I'm not developer, but I want to share my opinion as user and webmaster. Why not copy the Wordpress (the most used cms) slug method?

Wordpress uses latin letters in lowercase, without symbols or marks, and you have the possibility to use characters from other alphabets. I also think interesting the possibility to short URL without post title (option in admin panel).

In any case, I want to show my negative opinion to method similar to Wikipedia. I'm spanish and my language uses a lot symbols and marks, and the Wikipedia URLs are annoying when you want to share Wikipedia links.

I think the url method should be simple, and complex transliteration added by extension (Wordpress has differents plugins for that).

sijad commented 7 years ago

neither transliterator_transliterate nor Slugify is suitable for Persian language.

believer-ufa commented 7 years ago

@sijad, if we talking about slugify, you can easily add you own rules for your language.

thecotne commented 7 years ago

what if we use github issue like urls? (id only no slug no transliteration) and then some plugins may change urls ....
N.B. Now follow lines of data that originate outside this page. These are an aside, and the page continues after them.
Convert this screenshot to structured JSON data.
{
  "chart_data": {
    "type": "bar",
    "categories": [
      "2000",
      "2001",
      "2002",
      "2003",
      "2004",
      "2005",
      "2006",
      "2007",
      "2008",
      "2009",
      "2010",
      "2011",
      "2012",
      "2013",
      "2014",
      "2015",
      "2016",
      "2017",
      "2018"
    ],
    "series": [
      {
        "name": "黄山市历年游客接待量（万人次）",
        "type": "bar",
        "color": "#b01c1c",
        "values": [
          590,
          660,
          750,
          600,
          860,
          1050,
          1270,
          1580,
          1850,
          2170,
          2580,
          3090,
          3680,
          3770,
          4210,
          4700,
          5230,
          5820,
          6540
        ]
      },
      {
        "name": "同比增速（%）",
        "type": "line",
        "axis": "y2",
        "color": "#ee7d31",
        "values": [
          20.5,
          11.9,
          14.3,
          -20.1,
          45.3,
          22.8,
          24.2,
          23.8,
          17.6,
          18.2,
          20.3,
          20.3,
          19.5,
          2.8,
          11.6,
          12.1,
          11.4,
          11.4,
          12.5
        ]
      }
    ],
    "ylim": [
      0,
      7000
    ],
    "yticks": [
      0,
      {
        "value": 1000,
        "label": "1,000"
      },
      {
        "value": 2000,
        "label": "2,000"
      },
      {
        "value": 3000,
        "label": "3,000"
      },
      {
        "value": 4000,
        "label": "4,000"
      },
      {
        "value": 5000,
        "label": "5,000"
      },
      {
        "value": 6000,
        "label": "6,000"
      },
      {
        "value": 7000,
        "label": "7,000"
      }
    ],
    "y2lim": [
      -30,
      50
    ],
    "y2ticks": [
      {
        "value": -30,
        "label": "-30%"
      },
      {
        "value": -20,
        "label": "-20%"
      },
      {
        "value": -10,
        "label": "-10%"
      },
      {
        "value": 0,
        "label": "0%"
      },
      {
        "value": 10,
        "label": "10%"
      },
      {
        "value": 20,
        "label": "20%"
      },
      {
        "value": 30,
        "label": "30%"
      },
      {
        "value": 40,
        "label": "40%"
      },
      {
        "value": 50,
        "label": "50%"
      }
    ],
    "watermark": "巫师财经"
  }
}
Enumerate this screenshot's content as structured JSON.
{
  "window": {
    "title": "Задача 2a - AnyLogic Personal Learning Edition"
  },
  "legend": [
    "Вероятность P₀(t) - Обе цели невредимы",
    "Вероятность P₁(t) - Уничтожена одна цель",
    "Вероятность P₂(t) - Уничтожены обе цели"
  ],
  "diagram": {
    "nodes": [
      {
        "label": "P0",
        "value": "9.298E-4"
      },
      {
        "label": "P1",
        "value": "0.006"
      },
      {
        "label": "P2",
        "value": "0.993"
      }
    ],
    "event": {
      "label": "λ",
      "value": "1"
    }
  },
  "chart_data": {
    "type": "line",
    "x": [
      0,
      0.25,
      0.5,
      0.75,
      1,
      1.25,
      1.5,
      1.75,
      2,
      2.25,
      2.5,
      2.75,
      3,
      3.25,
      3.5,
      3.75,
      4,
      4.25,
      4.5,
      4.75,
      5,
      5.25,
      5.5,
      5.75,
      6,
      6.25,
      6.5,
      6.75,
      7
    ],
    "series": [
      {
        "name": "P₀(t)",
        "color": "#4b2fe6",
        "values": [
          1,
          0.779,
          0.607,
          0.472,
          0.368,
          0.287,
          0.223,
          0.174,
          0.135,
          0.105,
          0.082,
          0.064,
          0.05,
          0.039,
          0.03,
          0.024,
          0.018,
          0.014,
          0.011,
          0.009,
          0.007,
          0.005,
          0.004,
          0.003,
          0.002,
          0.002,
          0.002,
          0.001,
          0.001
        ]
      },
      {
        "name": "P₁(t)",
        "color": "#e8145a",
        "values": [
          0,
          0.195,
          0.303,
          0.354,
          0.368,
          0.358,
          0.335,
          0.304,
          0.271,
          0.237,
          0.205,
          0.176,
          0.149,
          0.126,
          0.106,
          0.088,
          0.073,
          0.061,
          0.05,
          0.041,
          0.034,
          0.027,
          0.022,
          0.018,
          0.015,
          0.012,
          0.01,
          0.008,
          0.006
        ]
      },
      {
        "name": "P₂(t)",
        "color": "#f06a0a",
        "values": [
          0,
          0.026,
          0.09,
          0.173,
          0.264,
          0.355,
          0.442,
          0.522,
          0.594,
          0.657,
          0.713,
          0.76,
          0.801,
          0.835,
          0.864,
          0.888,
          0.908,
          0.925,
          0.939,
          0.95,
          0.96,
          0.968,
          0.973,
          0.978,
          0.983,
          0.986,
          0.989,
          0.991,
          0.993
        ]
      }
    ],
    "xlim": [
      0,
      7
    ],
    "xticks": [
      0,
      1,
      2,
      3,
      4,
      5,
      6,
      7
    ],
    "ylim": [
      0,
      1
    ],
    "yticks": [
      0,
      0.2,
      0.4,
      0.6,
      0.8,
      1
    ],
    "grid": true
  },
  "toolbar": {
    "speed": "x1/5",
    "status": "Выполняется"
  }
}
aethior commented 7 years ago

what if we use github issue like urls? (id only no slug no transliteration) and then some plugins may change urls ....

Those urls are not seo and human friendly. Your suggestion was discussed here: https://github.com/flarum/core/issues/1140#issuecomment-284613976

firegurafiku commented 7 years ago

@believer-ufa

if we talking about slugify, you can easily add you own rules for your language.

How about easy adding support for Chinese or Japanese? Languages are hard and nobody should rely on automatic romanization. Instead, there should be options to disable slugs at all, or set them manually.

sijad commented 7 years ago

@believer-ufa in Persian people usually does not use diacritics in texts, so Slugify is not an option, for Persian language (and Arabic?) using unicode plus a few filters (remove diacritics, non-alphanumerics, spaces, etc) is best option.